160 x 600 AD PLACEMENT
160 x 600 AD PLACEMENT

Ahli Administrasi Keuangan: Kwitansi Fiktif-LPJ Keuangan Palsu Bukan Tanggung Jawab Sekda

Mantan Penjabat (Pj) Gubernur Jawa Tengah (Jateng) sekaligus eks Dirjen Bina Keuangan Daerah Kementerian Dalam Negeri, Syarifuddin. (Foto: Fadli Aksar)

MATALOKAL.COM, KENDARI – Ahli administrasi keuangan, sekaligus mantan Dirjen Bina Keuangan Daerah Kementerian Dalam Negeri Syarifuddin, menyebut laporan keuangan palsu hingga kwitansi fiktif bukan tanggung jawab sekda.

Hal itu disampaikan Syarifuddin saat menjadi ahli dalam sidang lanjutan perkara dugaan korupsi anggaran Bagian Umum Setda Kota Kendari yang digelar di PN Kendari beberapa waktu lalu.

Mantan Penjabat (Pj) Gubernur Jawa Tengah (Jateng) ini dihadirkan kuasa hukum terdakwa Nahwa Umar, sebagai saksi meringankan.

Dalam perkara ini, tiga terdakwa diduga merugikan keuangan negara APBD Kota Kendari tahun 2024 senilai Rp444 juta. Mereka adalah mantan Sekda Kota Kendari, Nahwa Umar, Bandahara Pengeluaran Bagian Umum, Ariyuli Ningsih Lindoeno dan pembantu bendahara Muchlis.

Dalam pemeriksaan ahli yang berlangsung selama kurang lebih 2 jam ini, Syarifuddin menjelaskan terkait alur pencairan keuangan serta kewenangan dan tanggung jawab para pejabat dalam pengelolaan keuangan daerah.

Syarifuddin mengatakan, dalam pengelolaan keuangan daerah, ada beberapa pejabat terlibat hingga sampai pencairan anggaran atau terbitnya Surat Perintah Pencairan Dana (SP2D).

Dalam proses pencarian dana, mulai dari PPTK atau bendahara.
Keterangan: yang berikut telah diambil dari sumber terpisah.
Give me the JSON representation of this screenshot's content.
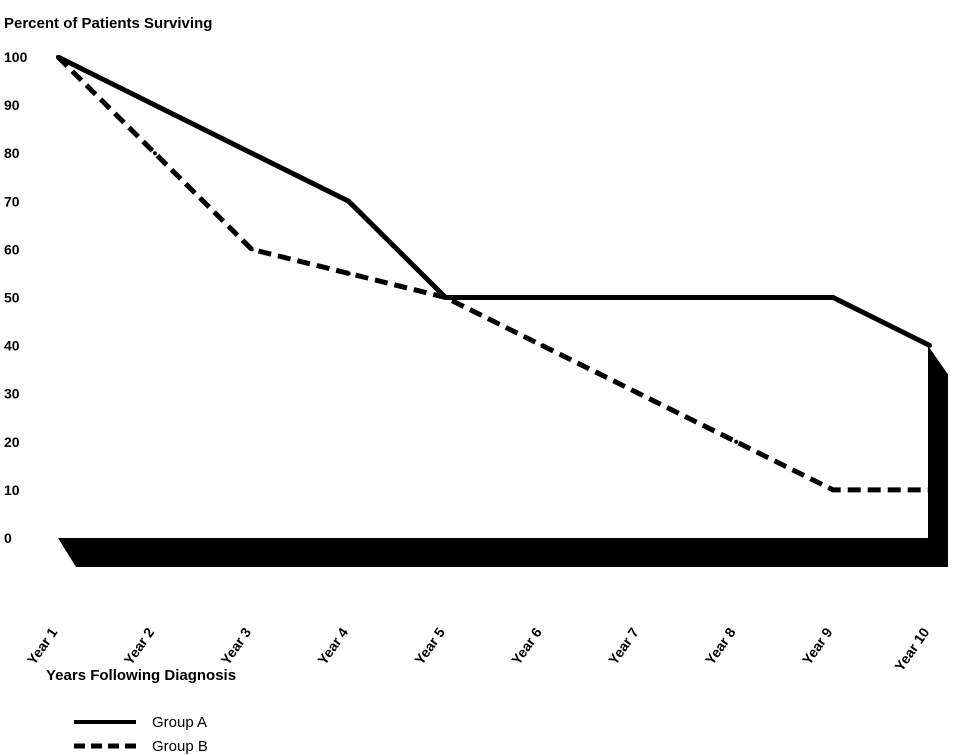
{
  "chart_data": {
    "type": "line",
    "title": "",
    "ylabel": "Percent of Patients Surviving",
    "xlabel": "Years Following Diagnosis",
    "ylim": [
      0,
      100
    ],
    "y_ticks": [
      "100",
      "90",
      "80",
      "70",
      "60",
      "50",
      "40",
      "30",
      "20",
      "10",
      "0"
    ],
    "categories": [
      "Year 1",
      "Year 2",
      "Year 3",
      "Year 4",
      "Year 5",
      "Year 6",
      "Year 7",
      "Year 8",
      "Year 9",
      "Year 10"
    ],
    "series": [
      {
        "name": "Group A",
        "style": "solid",
        "color": "#000000",
        "values": [
          100,
          90,
          80,
          70,
          50,
          50,
          50,
          50,
          50,
          40
        ]
      },
      {
        "name": "Group B",
        "style": "dashed",
        "color": "#000000",
        "values": [
          100,
          80,
          60,
          55,
          50,
          40,
          30,
          20,
          10,
          10
        ]
      }
    ],
    "grid": false,
    "legend_position": "bottom-left"
  }
}
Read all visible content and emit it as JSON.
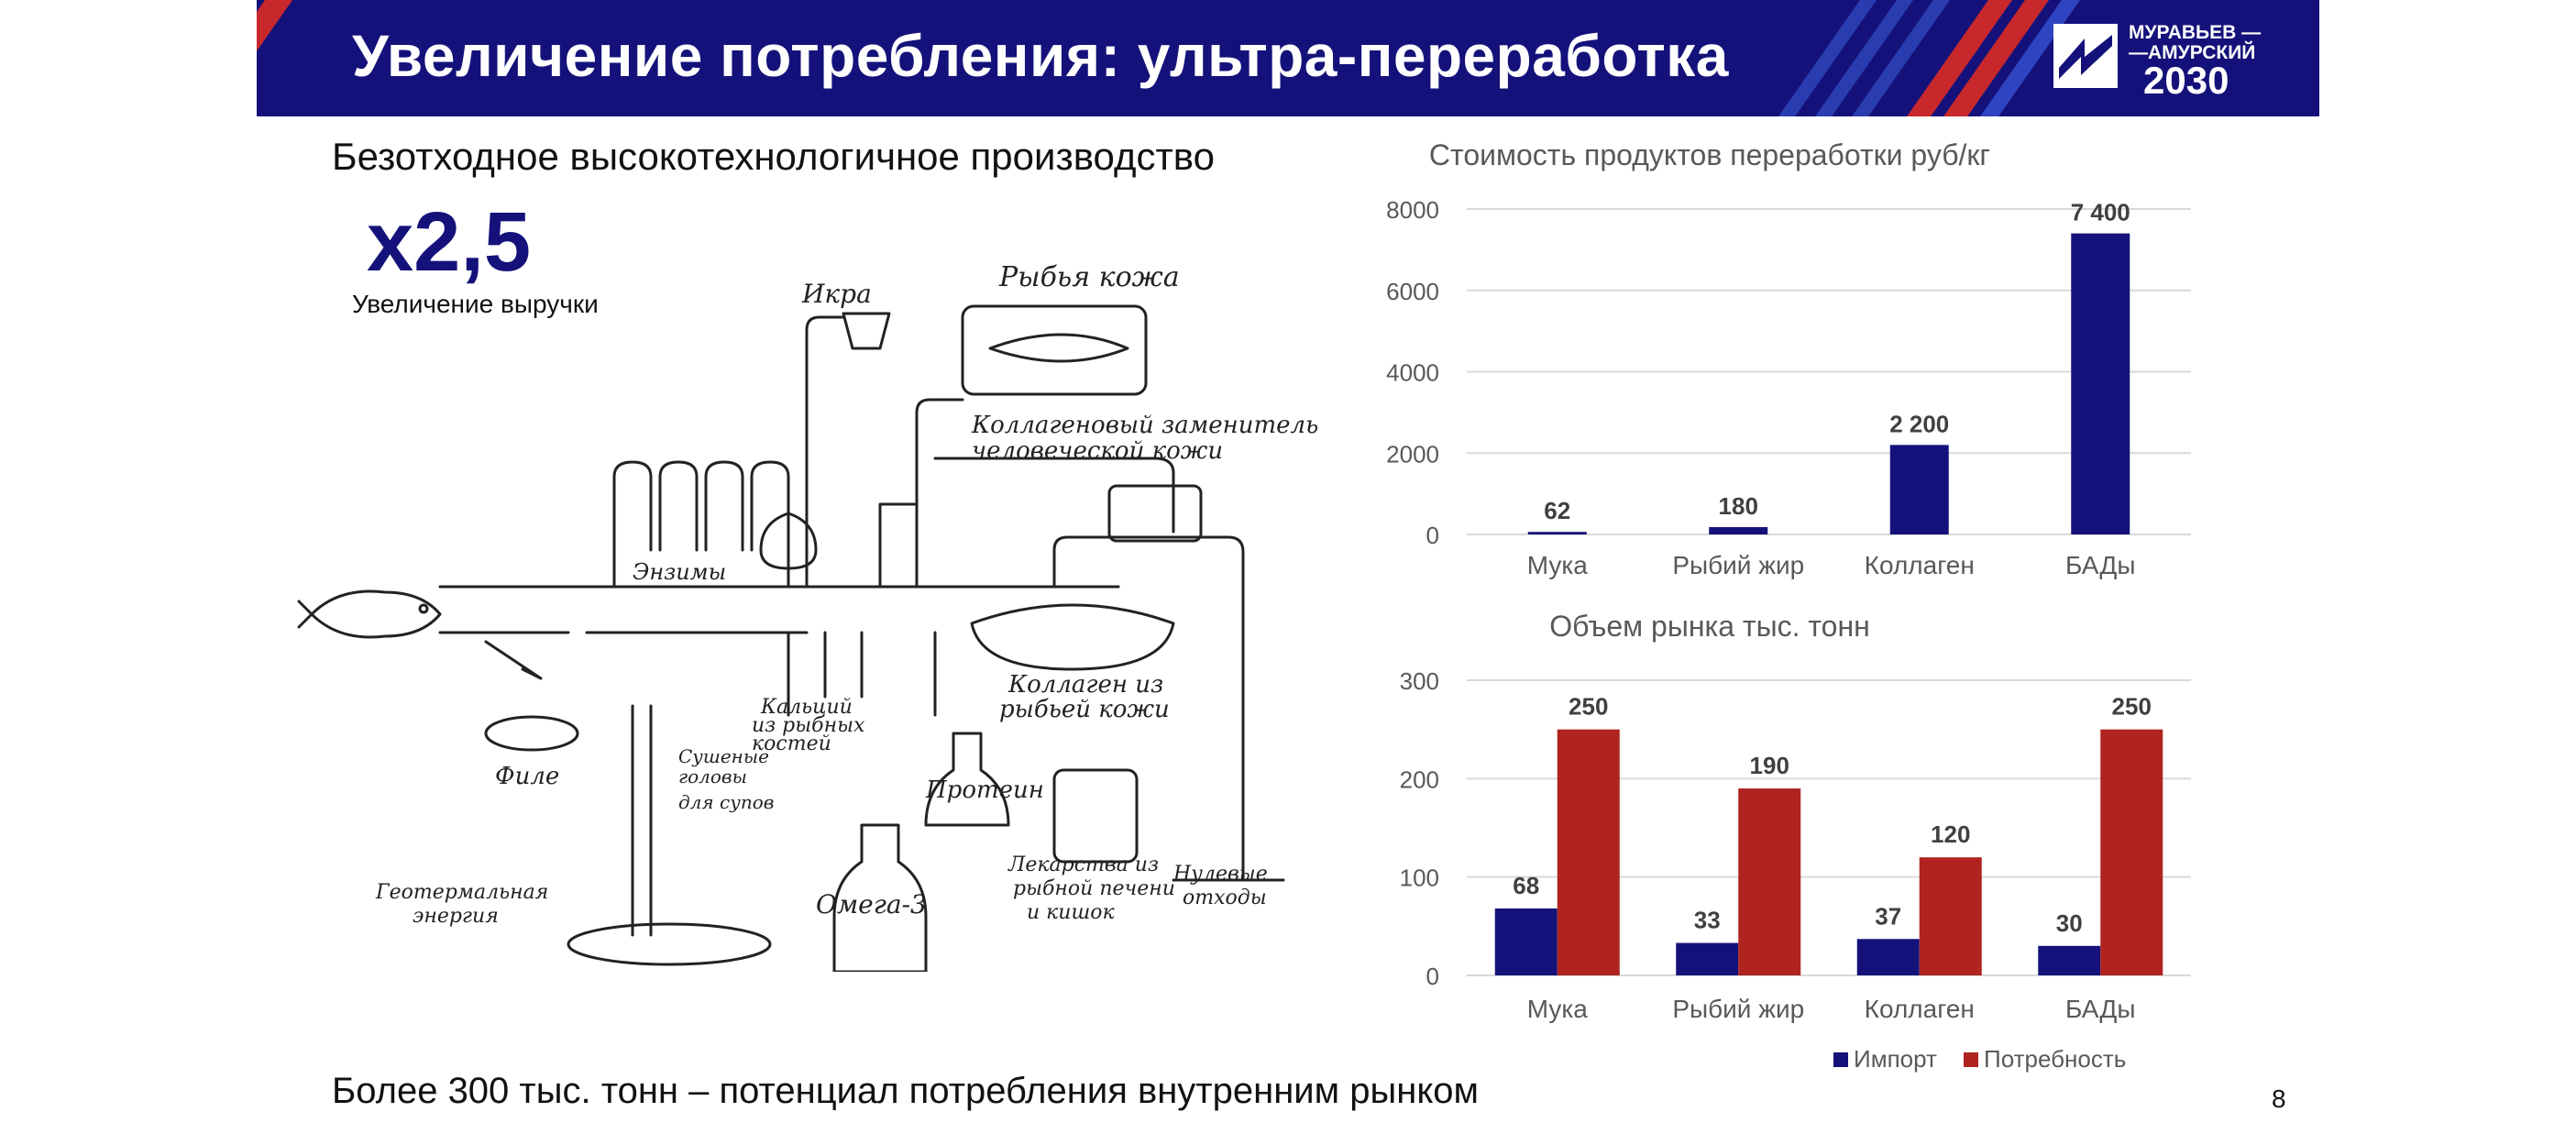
{
  "header": {
    "title": "Увеличение потребления: ультра-переработка",
    "logo_line1": "МУРАВЬЕВ —",
    "logo_line2": "—АМУРСКИЙ",
    "logo_line3": "2030"
  },
  "left": {
    "heading": "Безотходное высокотехнологичное производство",
    "multiplier": "x2,5",
    "multiplier_label": "Увеличение выручки",
    "diagram_labels": {
      "ikra": "Икра",
      "skin": "Рыбья кожа",
      "collagen_sub1": "Коллагеновый заменитель",
      "collagen_sub2": "человеческой кожи",
      "enzymes": "Энзимы",
      "calcium1": "Кальций",
      "calcium2": "из рыбных",
      "calcium3": "костей",
      "collagen_from1": "Коллаген из",
      "collagen_from2": "рыбьей кожи",
      "fillet": "Филе",
      "heads1": "Сушеные",
      "heads2": "головы",
      "heads3": "для супов",
      "protein": "Протеин",
      "drugs1": "Лекарства из",
      "drugs2": "рыбной печени",
      "drugs3": "и кишок",
      "zero1": "Нулевые",
      "zero2": "отходы",
      "geo1": "Геотермальная",
      "geo2": "энергия",
      "omega": "Омега-3"
    }
  },
  "bottom_text": "Более 300 тыс. тонн – потенциал потребления внутренним рынком",
  "page_number": "8",
  "colors": {
    "navy": "#14127a",
    "red": "#b0231f",
    "grid": "#d9d9d9",
    "axis_text": "#595959"
  },
  "chart_data": [
    {
      "type": "bar",
      "title": "Стоимость продуктов переработки руб/кг",
      "categories": [
        "Мука",
        "Рыбий жир",
        "Коллаген",
        "БАДы"
      ],
      "values": [
        62,
        180,
        2200,
        7400
      ],
      "value_labels": [
        "62",
        "180",
        "2 200",
        "7 400"
      ],
      "yticks": [
        "0",
        "2000",
        "4000",
        "6000",
        "8000"
      ],
      "ylim": [
        0,
        8000
      ],
      "grid": true
    },
    {
      "type": "bar",
      "title": "Объем рынка тыс. тонн",
      "categories": [
        "Мука",
        "Рыбий жир",
        "Коллаген",
        "БАДы"
      ],
      "series": [
        {
          "name": "Импорт",
          "values": [
            68,
            33,
            37,
            30
          ]
        },
        {
          "name": "Потребность",
          "values": [
            250,
            190,
            120,
            250
          ]
        }
      ],
      "yticks": [
        "0",
        "100",
        "200",
        "300"
      ],
      "ylim": [
        0,
        300
      ],
      "grid": true,
      "legend": "bottom"
    }
  ]
}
Bendahara menerbitkan SPP (surat perintah pencairan). Selanjutnya dikirim ke pejabat penatausahaan keuangan, biasa disebut PPK.

Di-PPK setelah melakukan penelitian dan verifikasi dianggap layak dibayar untuk dibayar, maka terbitlah yang namanya draft surat perintah membayar (SPM) untuk ditandatangani oleh pengguna anggaran.

Mantan pejabat Kemendagri berdarah Muna ini menegaskan, penyelewengan keuangan daerah bukan merupakan tanggung jawab pengguna anggaran (PA), dalam hal ini sekda.

Sebab, kewenangan dan tanggung jawab itu sudah dilimpahkan dari PA kepada pejabat pemerintahan yang lain, seperti bendahara, pejabat pelaksana teknis kegiatan (PPTK), dan pejabat pembuat komitmen (PPK), sebagai kewenangan delegasi.

Pelimpahan kewenangan dari PA ke pejabat penatausahaan keuangan tersebut telah diatur dalam Peraturan Pemerintah (PP) Nomor 12 Tahun 2019 tentang Pengelolaan Keuangan Daerah.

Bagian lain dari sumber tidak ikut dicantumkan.